Il est difficile d’avoir une idée extrêmement précise. Ce que l’on peut dire, c’est que cette organisation a subi des revers extrêmement importants. N’oublions pas l’opération au cours de laquelle la coalition est arrivée apparemment à tuer Abou Sayyaf, qui était un des responsables de l’organisation, en charge des finances. C’était un homme très important et c’est une réussite pour la coalition. Cela peut déstabiliser l’Etat islamique, mais ce n’est pas pour autant qu’il va disparaître du jour au lendemain. Si on veut que l’EI disparaisse il y a un élément à prendre en compte : il faudrait un changement de régime en Syrie et que l’autorité de l’Etat puisse s’exercer sur l’ensemble du territoire. L’organisation vit et se répand parce qu’il y a une absence totale d’Etat dans des régions entières de la Syrie et de l’Irak.

La coalition anti-djihadiste, qui mène surtout des raids aériens, doit-elle passer à la vitesse supérieure ?

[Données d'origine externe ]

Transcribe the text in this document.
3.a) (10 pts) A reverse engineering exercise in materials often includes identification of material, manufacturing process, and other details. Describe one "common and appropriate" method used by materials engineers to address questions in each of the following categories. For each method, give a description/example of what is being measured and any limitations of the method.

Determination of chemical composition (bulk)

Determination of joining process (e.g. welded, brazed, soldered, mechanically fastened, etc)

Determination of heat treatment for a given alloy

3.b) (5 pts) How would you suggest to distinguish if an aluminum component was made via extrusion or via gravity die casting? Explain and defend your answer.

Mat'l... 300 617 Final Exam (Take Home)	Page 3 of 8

On sait que seules, les opérations aériennes sont insuffisantes, il faut absolument un appui au sol. Dans l’opération menée contre Abou Sayaf il y a quelques jours, il y a eu une opération au sol. Mais aujourd’hui, personne ne veut se retrouver pris dans un conflit au sol qui sera très meurtrier et extrêmement difficile. Je ne vois pas comment, politiquement, Barack Obama peut assumer une telle responsabilité. Quant aux forces armées locales qui s’occupent de ça, l’armée irakienne, l’armée syrienne, elles n'existent pas dans ces régions. Sans un règlement politique en Syrie et une remise en état de l’Etat irakien, on n’arrivera pas vraiment à régler cette question, et on risque d’assister à de nouveaux massacres.